Des outils et des conseils
Le Centre de référence en agriculture et agroalimentaire du Québec et Agri-Réseau proposent aux agriculteurs un ensemble d’indices agroclimatiques, comme l’évolution de la température ou le cumul des précipitations, pour les aider à prendre les meilleures décisions de semis et d’arrosage, entre autres… Des données dont les cultivateurs tiennent compte, tout en continuant de surveiller les prévisions du temps pour voir venir les événements météorologiques extrêmes.
Même si les jardiniers amateurs sont généralement moins habitués à jongler avec les données agroclimatiques, Gaétan Bourgeois leur suggère de planifier leur saison de jardinage selon les dates moyennes des derniers gels printaniers inscrites sur l’Atlas agroclimatique et d’affiner leur calendrier en fonction des prévisions météorologiques.
En complément, Albert Mondor propose le calendrier des Jardins de l’écoumène, qui fournit les dates de semis, de repiquage et de récolte de bon nombre de légumes pour les zones de rusticité 5 et 6, c’est-à-dire le sud du Québec, et pour les zones 3 et 4, plus au nord (carte des zones de rusticité). Les tomates, par exemple, doivent être mises en terre une fois tout risque de gel écarté, soit habituellement autour du 20 mai dans la région de Montréal. Mais là encore, il faut surveiller les prévisions météorologiques. Le botaniste suggère aussi d’acclimater les plants à la température extérieure en les sortant progressivement à l’ombre quelques jours avant de les transplanter.
Pour faire face à la variabilité météorologique, Albert Mondor donne ces quelques conseils :
- Si les premières douceurs invitent à semer, une petite serre-tunnel de jardin peut s’avérer efficace pour protéger les frêles semis d’un gel tardif.
- Au cours de l’été, pour gérer la sécheresse, privilégiez une irrigation goutte à goutte au pied de la plante, préférablement le matin.
- Une autre solution consiste à planter serré ou à couvrir le sol d’un paillis pour maintenir l’humidité. Il faut choisir un paillis pauvre en carbone, comme de la paille ou des feuilles déchiquetées. Une variété plus riche en carbone, comme le cèdre, est à éviter, car en le décomposant, les microorganismes épuisent l’azote du sol, qui est alors moins disponible pour les cultures.

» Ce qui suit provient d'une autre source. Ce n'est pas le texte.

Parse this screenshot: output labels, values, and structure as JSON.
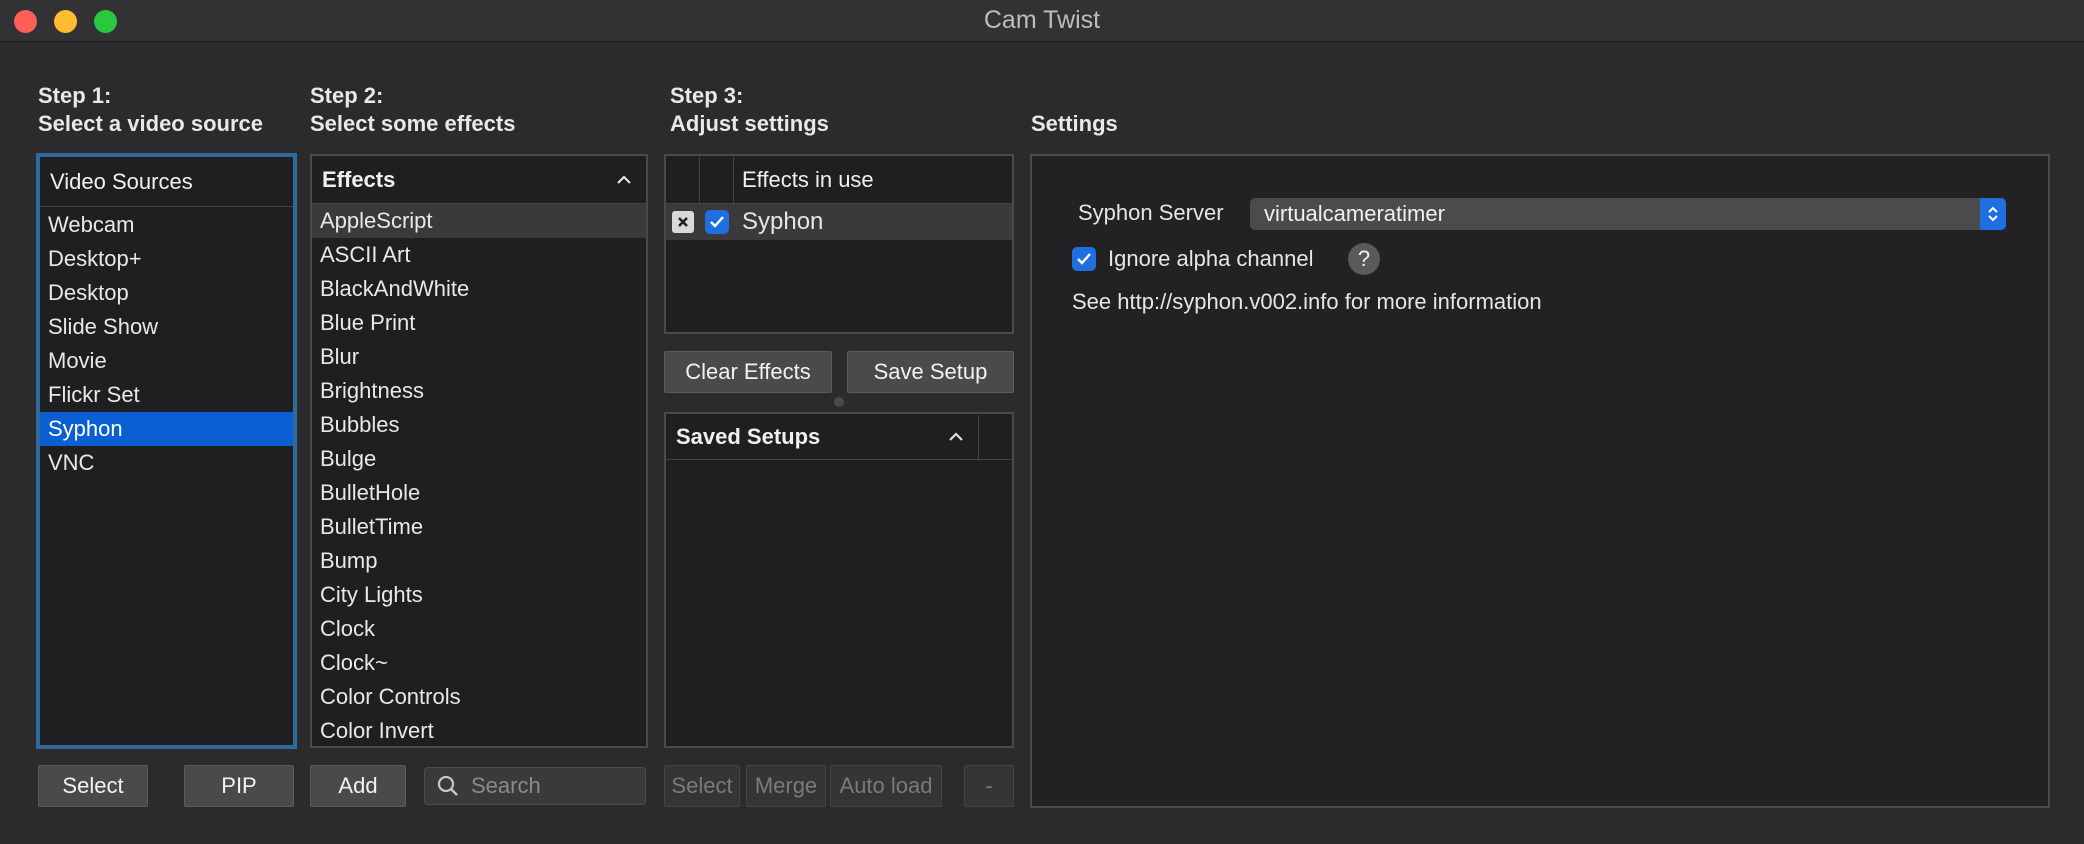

- Toujours pour aider la terre à conserver son humidité, tout en optimisant l’espace, il est judicieux de planter à la base des tomates et des aubergines des laitues et des fines herbes. Vous pourriez même opter pour des plantes à fleurs, qui auront l’avantage supplémentaire d’attirer des insectes pollinisateurs.
La version originale de cet article a été modifiée le 12 mai 2022 pour retirer un renseignement imprécis au sujet de la culture des tomates.